Estes (e outros) resultados geram, naturalmente, grande apreensão (bastaria um deles para que siso acontecesse), mas vejo que é, sobretudo, uma apreensão decorrente dos acontecimentos, por referência (e reacção) ao contexto, ao país e ao Ministério. Infiro que poucos foram os professores (até porque o questionário não se prestava a isso) que tiveram por referência um horizonte mais abrangente. Na verdade, vêem-se ligeiramente afloradas questões como:
- O que é que tudo isto significa na transformação da educação escolar? Para onde caminhamos? Ou onde estamos já e ainda não percebemos exactamente?- Que papel têm os Governos no futuro da educação escolar? Em que mãos está ela, de facto?- A quem beneficiam as mudanças que a doença precipitou? Aqueles a quem deve beneficiar ou aqueles que tiram benefícios dela?- Feito um balanço, tem valido a pena o enorme esforço dos professores (e de alguns alunos e pais), os atropelos a valores fundamentais... em nome da escolarização?
A FENPROF defende as condições laborais dos professores portugueses sindicalizados, logo, é compreensível que ponha aí a tónica, mas acontece que a mudança radical do trabalho docente não se restringe a um país: há uma agenda global que tem vindo a consolidar-se, conseguindo agora, com a doença, o pretexto de que precisava para se afirmar irreversível.
É nisso que os professores, pelo menos aqueles que têm consciência do seu dever de ensinar, precisam de se concentrar, unindo-se no sentido de manter, tal como se diz na lei, a sua "nobre tarefa" num contexto relacional adequado à aprendizagem. Todos o ventos são contrários (e alguns são soprados por professores) mas, num momento tão crítico como o que passamos, é preciso encontrar o discernimento inerente à profissionalidade e agir de acordo com ela.
1 comentário:
Os professores ergueram a escola (essa relação que se estabelece entre professor e aluno), após o confinamento, com os seus próprios computadores pessoais (não foi o Ministério da Educação que os forneceu), com o seu software, cujas licenças têm de pagar – onde se incluem antivírus, Office, browsers, etc., - com o seu acesso à rede, através de operadoras de telecomunicações, às quais têm de pagar, com a sua electricidade, a qual têm de pagar, com o desgaste do seu computador, o qual têm de pagar, com horas extraordinárias que não lhes são pagas, porque as fazem em casa, para além desse problemas todos que o vosso post refere que se prendem com a falta de privacidade e a desigualdade no acesso aos meios de telecomunicação.
Muitos professores tiveram apressadamente de adquirir os meios para ensinar à distância, computador, software, acesso à rede, etc.. Não foi o Ministério da Educação que os pagou.
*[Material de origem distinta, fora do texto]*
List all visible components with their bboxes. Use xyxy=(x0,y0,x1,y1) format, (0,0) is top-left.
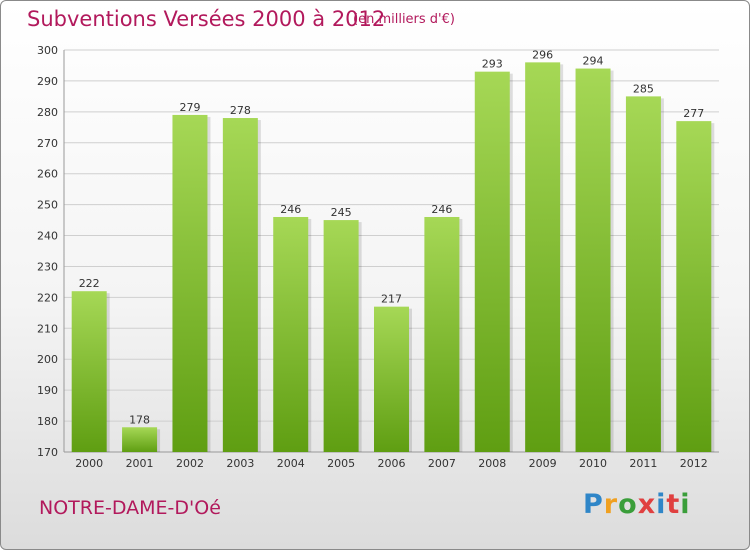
bar xyxy=(676,121,712,452)
x-tick-label: 2009 xyxy=(529,457,557,470)
bar-value-label: 246 xyxy=(431,203,452,216)
y-tick-label: 300 xyxy=(37,44,58,57)
x-tick-label: 2012 xyxy=(680,457,708,470)
bar-value-label: 277 xyxy=(683,107,704,120)
x-tick-label: 2006 xyxy=(378,457,406,470)
place-name: NOTRE-DAME-D'Oé xyxy=(39,497,221,519)
bar-value-label: 279 xyxy=(179,101,200,114)
y-tick-label: 230 xyxy=(37,260,58,273)
y-tick-label: 220 xyxy=(37,291,58,304)
logo-letter: i xyxy=(656,489,667,520)
bar xyxy=(525,62,561,452)
bar xyxy=(374,306,409,452)
bar xyxy=(625,96,661,452)
bar-value-label: 178 xyxy=(129,413,150,426)
y-tick-label: 240 xyxy=(37,230,58,243)
bar xyxy=(424,216,460,452)
logo-letter: P xyxy=(583,489,604,520)
x-tick-label: 2000 xyxy=(75,457,103,470)
logo-letter: x xyxy=(637,489,657,520)
y-tick-label: 190 xyxy=(37,384,58,397)
x-tick-label: 2008 xyxy=(478,457,506,470)
y-tick-label: 270 xyxy=(37,137,58,150)
bar-value-label: 285 xyxy=(633,82,654,95)
y-tick-label: 210 xyxy=(37,322,58,335)
x-tick-label: 2007 xyxy=(428,457,456,470)
x-tick-label: 2010 xyxy=(579,457,607,470)
bar xyxy=(273,216,309,452)
bar-value-label: 296 xyxy=(532,48,553,61)
logo-letter: r xyxy=(603,489,619,520)
bar xyxy=(323,220,359,452)
x-tick-label: 2001 xyxy=(126,457,154,470)
chart-unit: (en milliers d'€) xyxy=(353,12,455,27)
x-tick-label: 2011 xyxy=(629,457,657,470)
bar-value-label: 222 xyxy=(79,277,100,290)
bar xyxy=(222,118,258,453)
y-tick-label: 280 xyxy=(37,106,58,119)
bar-value-label: 294 xyxy=(583,55,604,68)
proxiti-logo: Proxiti xyxy=(583,489,691,520)
bar-value-label: 245 xyxy=(331,206,352,219)
bar-value-label: 217 xyxy=(381,293,402,306)
chart-title: Subventions Versées 2000 à 2012 xyxy=(27,7,386,31)
x-tick-label: 2005 xyxy=(327,457,355,470)
bar xyxy=(575,68,611,453)
bar xyxy=(71,291,107,452)
logo-letter: i xyxy=(680,489,691,520)
x-tick-label: 2003 xyxy=(226,457,254,470)
bar-value-label: 278 xyxy=(230,104,251,117)
y-tick-label: 180 xyxy=(37,415,58,428)
y-tick-label: 290 xyxy=(37,75,58,88)
y-tick-label: 200 xyxy=(37,353,58,366)
x-tick-label: 2004 xyxy=(277,457,305,470)
x-tick-label: 2002 xyxy=(176,457,204,470)
logo-letter: o xyxy=(618,489,638,520)
bar xyxy=(172,114,208,452)
y-tick-label: 260 xyxy=(37,168,58,181)
y-tick-label: 250 xyxy=(37,199,58,212)
bar-value-label: 246 xyxy=(280,203,301,216)
bar xyxy=(474,71,510,453)
logo-letter: t xyxy=(666,489,681,520)
y-tick-label: 170 xyxy=(37,446,58,459)
bar xyxy=(122,427,158,452)
bar-value-label: 293 xyxy=(482,58,503,71)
Se a telescola tivesse de ser realizada com os meios que o Ministério de Educação colocou à disposição dos professores, ainda hoje estaríamos à espera do seu arranque generalizado.
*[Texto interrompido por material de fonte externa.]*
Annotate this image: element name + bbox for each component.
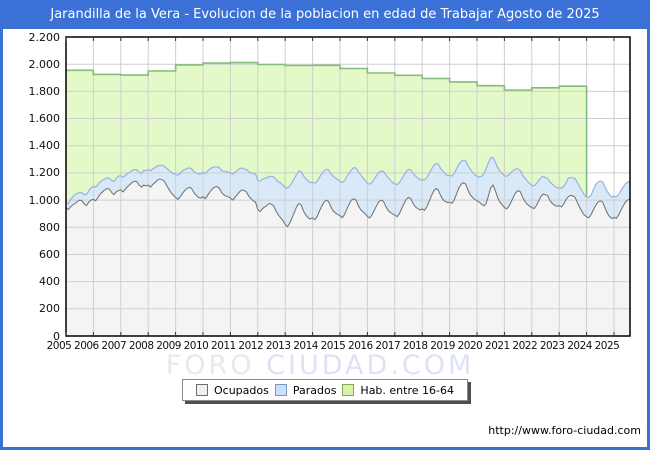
ocupados-swatch-icon xyxy=(196,384,208,396)
footer-url-link[interactable]: http://www.foro-ciudad.com xyxy=(488,424,641,437)
legend-label-hab-16-64: Hab. entre 16-64 xyxy=(360,383,454,397)
legend-label-ocupados: Ocupados xyxy=(214,383,269,397)
legend-item-ocupados: Ocupados xyxy=(196,384,269,397)
frame-border-right xyxy=(647,0,650,450)
watermark-word2: CIUDAD.COM xyxy=(266,350,475,381)
frame-border-bottom xyxy=(0,447,650,450)
legend-label-parados: Parados xyxy=(292,383,337,397)
watermark: FORO CIUDAD.COM xyxy=(0,350,640,381)
watermark-word1: FORO xyxy=(165,350,255,381)
legend-item-parados: Parados xyxy=(274,383,337,397)
legend-item-hab-16-64: Hab. entre 16-64 xyxy=(342,384,454,397)
title-bar: Jarandilla de la Vera - Evolucion de la … xyxy=(0,0,650,29)
hab-16-64-swatch-icon xyxy=(342,384,355,396)
legend: Ocupados Parados Hab. entre 16-64 xyxy=(182,379,468,401)
parados-swatch-icon xyxy=(274,384,287,396)
page-title: Jarandilla de la Vera - Evolucion de la … xyxy=(50,7,600,22)
frame-border-left xyxy=(0,0,3,450)
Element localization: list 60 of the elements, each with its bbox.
Os Sindicatos não parecem ver isso e o Ministério da Educação assobia para o lado. E até já tem ideias espantosas de projectos para o ano lectivo vindouro que se prendem com a Escola Digital.
Certos profissionais doutras áreas da função pública recusam-se trabalhar com os seus próprios computadores pessoais – os juízes, por certas ocasiões, já os ouvi dizer que não trabalhariam nessas condições.
Usar o computador pessoal e a parafernália associada não equivale a ir de carro para a escola. Poderiam dizer também que o ME não paga o automóvel com que o professor se faz transportar para o trabalho. Mas neste caso, há outras opções, inclusivamente ir a pé, se morar perto da escola, ou utilizar os transportes públicos.
Enfim, como em muitas outras áreas os professores vão à frente e o Ministério da Educação vai a reboque.